Each month, that means it is missing out on producing more than 200,000 litres of beer.
He said the CO2 shortages were impacting many industries not just breweries.
“This includes anyone who uses CO2 which is many food producers including meat and poultry and also cheese and dairy plants, as well as construction with concrete.
“So this is not trivial ... it’s serious, it’s dire and it’s for quite some time to come yet.”
He claimed the price of delivered bulk liquid CO2 had risen from 68c/kg in January 2022 to $4.30/kg. That included a big jump from $1.86/kg in December.
Nitrogen can be used as an alternative for some tasks in breweries, and bStudio does use that resource.
However, CO2 is still a vital resource and can not be replaced for much of the work.
Hawke’s Bay Hospital also uses CO2 gas but a spokeswoman said hospitals were “low users”.
“We monitor supply as part of standard practice. Our supplier prioritises supply for critical services.”
At Giant Brewing in Havelock North, founder Chris Ormond said the supply issues were a concern.
“If the problem gets any worse it will start affecting business and stiffen the amount of beer that we can make.”
He said he had already experienced delays in getting CO2.
He said it was not only used for carbonating beer but “everything you do around breweries involves CO2″.
For example, he said it was used to move beer between tanks and to protect it from oxygen.
“Simply put, oxygen ruins beer. If oxygen gets into beer, even a tiny amount, it just ruins it.”
A spokesperson for CO2 supplier BOC said it was “working closely with its global supply chain to secure more CO2 supplies” and it had adjusted pricing this week.
“Importing additional product comes at a significant cost factoring in production, storage and shipping fees.
“BOC has already invested significant resources and capital to establish an import supply chain since the closure of the Marsden Point refinery in 2022.

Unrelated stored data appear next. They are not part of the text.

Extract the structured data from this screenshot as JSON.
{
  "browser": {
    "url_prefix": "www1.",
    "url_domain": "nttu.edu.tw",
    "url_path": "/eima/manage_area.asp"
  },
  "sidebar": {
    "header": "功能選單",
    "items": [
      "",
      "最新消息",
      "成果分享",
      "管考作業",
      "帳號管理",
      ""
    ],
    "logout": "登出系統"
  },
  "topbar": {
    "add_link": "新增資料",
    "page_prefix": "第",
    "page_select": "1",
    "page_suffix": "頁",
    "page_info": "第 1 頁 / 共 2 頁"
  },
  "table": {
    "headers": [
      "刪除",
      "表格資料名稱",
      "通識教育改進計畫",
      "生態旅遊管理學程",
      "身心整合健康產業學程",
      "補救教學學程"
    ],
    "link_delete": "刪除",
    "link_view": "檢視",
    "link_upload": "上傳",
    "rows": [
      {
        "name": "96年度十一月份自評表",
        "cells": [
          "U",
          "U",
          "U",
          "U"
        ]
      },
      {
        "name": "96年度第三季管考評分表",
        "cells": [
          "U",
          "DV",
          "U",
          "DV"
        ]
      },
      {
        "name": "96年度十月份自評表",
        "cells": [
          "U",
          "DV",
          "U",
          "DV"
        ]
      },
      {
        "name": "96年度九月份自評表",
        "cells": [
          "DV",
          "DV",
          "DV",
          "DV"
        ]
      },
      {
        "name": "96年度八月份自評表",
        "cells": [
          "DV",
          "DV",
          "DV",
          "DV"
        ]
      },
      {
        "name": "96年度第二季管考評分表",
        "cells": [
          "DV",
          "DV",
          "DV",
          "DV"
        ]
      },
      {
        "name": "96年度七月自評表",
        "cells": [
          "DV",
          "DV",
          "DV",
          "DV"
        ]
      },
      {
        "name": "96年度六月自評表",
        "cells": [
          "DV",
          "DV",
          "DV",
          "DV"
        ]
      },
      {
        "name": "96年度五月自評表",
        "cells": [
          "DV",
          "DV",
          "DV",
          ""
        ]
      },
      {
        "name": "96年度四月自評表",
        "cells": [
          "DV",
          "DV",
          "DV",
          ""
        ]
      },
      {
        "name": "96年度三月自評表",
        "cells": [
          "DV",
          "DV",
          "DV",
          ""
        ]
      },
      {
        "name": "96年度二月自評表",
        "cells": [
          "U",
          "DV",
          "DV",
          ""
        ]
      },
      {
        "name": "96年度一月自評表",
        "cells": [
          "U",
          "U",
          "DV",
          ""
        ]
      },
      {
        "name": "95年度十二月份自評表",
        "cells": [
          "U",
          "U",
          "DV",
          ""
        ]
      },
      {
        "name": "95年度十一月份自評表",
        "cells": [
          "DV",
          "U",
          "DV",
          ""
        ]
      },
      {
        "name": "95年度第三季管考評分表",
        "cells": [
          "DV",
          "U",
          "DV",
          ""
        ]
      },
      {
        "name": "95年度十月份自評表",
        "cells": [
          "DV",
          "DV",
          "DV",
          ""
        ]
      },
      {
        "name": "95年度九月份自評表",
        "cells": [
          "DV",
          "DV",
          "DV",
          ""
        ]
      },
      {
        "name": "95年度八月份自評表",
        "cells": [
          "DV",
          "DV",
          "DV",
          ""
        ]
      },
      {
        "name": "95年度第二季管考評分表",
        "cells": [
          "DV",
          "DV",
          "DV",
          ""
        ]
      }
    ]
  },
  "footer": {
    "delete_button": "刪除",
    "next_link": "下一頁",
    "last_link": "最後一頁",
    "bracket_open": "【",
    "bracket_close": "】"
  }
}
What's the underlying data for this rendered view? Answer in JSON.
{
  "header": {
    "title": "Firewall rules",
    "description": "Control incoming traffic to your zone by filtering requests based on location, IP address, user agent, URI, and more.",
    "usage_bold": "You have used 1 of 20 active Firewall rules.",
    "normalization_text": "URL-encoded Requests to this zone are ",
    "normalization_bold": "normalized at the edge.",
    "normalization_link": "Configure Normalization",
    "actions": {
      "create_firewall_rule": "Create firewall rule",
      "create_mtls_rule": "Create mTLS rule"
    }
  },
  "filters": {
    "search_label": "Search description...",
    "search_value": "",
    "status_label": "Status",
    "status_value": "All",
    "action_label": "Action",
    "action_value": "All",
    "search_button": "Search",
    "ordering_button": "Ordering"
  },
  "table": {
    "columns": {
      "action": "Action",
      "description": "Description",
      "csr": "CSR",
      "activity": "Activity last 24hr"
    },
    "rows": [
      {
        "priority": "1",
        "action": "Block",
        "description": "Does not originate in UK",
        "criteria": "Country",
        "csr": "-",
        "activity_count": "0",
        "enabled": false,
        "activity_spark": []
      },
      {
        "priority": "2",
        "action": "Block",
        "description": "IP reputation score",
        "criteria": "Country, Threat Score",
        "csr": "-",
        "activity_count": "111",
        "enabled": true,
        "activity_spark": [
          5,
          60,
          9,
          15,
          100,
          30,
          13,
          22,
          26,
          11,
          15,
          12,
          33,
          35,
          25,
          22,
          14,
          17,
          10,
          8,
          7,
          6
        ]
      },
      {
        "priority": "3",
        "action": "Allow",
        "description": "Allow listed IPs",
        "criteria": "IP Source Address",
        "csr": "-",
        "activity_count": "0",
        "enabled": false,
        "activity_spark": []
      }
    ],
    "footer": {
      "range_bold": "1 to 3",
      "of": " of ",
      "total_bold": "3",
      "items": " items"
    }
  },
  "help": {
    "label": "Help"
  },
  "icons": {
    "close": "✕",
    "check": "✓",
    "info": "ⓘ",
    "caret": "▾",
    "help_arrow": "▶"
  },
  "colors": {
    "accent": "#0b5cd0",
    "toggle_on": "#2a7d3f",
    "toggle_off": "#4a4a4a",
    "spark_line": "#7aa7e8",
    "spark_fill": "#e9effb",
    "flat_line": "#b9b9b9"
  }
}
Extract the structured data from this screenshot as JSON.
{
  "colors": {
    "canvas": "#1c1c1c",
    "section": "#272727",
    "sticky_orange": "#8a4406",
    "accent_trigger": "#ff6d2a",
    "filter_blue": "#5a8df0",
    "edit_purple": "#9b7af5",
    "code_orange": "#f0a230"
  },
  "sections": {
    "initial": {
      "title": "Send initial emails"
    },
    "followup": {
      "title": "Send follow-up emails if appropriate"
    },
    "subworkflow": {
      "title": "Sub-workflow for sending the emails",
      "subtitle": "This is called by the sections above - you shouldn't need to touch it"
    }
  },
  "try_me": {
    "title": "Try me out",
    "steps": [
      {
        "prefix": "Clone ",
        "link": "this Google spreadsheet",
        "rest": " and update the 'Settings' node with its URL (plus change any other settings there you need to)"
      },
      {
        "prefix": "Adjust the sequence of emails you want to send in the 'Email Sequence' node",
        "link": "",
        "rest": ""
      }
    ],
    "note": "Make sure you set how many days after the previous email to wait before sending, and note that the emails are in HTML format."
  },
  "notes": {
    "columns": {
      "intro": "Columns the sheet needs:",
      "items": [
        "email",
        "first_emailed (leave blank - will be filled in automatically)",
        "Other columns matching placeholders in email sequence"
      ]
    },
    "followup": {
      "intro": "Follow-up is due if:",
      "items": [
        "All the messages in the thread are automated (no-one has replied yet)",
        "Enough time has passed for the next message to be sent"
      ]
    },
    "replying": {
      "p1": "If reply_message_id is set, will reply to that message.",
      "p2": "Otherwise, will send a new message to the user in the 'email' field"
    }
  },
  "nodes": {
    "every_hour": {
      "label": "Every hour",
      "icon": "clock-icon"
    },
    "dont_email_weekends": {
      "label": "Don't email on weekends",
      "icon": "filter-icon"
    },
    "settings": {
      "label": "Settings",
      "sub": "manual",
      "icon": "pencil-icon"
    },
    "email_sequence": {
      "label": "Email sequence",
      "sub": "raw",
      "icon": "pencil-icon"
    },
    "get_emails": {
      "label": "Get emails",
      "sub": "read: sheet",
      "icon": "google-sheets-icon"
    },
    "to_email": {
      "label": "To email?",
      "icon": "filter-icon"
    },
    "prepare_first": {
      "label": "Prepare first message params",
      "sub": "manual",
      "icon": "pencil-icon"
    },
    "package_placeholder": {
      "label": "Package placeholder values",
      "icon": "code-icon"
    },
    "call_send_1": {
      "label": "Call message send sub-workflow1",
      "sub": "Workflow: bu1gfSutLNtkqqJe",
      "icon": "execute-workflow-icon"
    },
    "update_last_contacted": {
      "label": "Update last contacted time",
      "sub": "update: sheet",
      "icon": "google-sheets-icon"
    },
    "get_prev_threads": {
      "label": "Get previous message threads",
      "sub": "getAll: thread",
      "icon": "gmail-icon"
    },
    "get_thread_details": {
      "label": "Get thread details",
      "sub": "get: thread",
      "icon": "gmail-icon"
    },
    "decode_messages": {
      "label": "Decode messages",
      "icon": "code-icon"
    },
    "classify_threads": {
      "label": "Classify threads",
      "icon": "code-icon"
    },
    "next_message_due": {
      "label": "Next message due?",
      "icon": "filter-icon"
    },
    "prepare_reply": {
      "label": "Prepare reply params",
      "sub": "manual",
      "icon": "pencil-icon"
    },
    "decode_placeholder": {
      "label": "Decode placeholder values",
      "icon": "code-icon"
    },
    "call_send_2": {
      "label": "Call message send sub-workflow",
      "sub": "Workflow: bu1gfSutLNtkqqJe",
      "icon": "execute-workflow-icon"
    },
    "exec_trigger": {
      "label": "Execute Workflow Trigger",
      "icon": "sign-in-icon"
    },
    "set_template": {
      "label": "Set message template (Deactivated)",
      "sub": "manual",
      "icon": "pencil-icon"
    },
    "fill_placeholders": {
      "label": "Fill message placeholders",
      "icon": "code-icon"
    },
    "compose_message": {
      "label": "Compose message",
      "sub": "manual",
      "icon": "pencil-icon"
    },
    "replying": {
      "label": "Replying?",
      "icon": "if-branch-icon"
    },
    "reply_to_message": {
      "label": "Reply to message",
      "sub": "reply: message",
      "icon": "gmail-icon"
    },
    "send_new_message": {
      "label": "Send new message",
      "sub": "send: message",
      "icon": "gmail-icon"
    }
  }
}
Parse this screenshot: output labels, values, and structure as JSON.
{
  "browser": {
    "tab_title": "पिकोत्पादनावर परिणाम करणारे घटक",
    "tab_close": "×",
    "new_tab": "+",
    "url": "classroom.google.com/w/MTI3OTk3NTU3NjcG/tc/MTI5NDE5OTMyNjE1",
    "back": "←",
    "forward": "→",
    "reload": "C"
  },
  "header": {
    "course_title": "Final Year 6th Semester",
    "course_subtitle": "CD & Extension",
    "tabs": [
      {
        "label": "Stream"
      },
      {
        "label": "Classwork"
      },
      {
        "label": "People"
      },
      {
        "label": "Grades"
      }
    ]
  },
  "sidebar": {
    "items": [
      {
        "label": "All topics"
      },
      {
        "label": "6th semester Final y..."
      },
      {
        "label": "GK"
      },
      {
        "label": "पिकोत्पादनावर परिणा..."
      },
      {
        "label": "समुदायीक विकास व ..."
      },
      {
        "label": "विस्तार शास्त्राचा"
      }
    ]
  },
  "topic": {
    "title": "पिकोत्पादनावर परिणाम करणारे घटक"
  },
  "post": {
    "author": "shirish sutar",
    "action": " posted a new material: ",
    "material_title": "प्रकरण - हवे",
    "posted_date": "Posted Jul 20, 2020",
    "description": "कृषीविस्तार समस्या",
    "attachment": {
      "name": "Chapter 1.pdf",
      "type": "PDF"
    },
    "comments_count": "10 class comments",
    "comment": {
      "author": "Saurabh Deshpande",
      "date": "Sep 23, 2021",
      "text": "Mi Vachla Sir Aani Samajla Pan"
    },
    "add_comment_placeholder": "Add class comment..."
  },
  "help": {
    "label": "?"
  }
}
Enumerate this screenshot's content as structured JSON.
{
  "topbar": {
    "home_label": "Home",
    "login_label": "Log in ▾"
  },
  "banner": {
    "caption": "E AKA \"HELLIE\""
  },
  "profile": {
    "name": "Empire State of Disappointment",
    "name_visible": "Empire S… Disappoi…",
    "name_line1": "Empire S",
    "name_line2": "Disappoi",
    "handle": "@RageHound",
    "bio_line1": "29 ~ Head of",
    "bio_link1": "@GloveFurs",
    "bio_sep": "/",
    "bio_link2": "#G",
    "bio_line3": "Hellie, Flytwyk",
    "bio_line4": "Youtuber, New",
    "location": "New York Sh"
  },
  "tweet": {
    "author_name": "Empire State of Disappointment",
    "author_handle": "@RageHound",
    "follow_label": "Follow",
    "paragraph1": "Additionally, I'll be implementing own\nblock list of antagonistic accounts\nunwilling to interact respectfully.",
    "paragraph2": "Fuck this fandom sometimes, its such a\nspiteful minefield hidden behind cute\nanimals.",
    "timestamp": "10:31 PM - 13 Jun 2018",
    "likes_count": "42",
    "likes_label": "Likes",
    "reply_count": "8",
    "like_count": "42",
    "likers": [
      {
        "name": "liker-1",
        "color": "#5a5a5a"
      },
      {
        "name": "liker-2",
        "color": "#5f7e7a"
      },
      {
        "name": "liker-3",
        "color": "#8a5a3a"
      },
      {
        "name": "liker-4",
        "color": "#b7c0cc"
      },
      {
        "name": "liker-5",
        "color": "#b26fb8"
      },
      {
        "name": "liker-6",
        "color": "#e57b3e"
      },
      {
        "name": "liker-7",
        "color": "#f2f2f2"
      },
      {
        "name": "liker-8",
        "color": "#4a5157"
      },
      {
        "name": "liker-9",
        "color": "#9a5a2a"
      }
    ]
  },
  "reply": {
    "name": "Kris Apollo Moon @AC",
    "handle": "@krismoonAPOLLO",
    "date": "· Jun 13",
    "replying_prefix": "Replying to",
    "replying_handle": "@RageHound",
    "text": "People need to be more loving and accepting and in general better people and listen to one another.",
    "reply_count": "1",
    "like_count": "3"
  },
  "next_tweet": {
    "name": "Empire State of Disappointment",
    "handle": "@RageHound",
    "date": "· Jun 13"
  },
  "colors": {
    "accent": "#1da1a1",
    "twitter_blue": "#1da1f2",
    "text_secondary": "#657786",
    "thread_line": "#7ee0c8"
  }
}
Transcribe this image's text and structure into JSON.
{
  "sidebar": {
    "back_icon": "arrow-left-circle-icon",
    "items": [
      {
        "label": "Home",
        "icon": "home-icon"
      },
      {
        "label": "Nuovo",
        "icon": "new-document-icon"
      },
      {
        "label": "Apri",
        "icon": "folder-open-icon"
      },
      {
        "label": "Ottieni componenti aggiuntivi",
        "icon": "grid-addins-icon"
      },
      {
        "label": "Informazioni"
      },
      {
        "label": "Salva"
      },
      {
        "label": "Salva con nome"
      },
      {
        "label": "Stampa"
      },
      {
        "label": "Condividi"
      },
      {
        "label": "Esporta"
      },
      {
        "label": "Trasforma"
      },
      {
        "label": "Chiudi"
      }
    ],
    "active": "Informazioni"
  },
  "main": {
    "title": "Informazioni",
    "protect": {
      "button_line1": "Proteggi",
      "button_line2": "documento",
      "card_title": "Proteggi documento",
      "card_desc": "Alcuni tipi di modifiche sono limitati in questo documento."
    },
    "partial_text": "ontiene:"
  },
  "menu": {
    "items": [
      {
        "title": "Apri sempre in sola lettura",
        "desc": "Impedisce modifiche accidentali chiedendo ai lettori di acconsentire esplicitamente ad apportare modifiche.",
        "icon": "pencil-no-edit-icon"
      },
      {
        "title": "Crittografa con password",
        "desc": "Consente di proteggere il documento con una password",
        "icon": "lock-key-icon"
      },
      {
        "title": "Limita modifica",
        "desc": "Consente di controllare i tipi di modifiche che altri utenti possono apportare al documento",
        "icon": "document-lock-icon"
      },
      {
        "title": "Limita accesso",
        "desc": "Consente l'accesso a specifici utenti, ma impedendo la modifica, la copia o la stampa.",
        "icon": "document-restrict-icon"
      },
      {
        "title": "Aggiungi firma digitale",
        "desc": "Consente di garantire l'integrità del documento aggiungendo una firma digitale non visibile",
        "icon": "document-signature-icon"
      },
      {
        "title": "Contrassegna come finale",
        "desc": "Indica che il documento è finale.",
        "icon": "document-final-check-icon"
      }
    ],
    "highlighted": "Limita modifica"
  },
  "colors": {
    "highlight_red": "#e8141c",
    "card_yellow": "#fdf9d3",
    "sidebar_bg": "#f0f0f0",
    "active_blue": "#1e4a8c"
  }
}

“Unfortunately, we are unable to absorb the significant costs associated with importing additional CO2 and therefore notified customers of a pricing adjustment across all CO2 products this week.”
Zeelandt Brewery head brewer and managing director Chris Barber said he received a CO2 delivery on Thursday, but said the shortages could potentially be a good thing if meant supplies carried lower oxygen levels, which is ideal for brewing beer.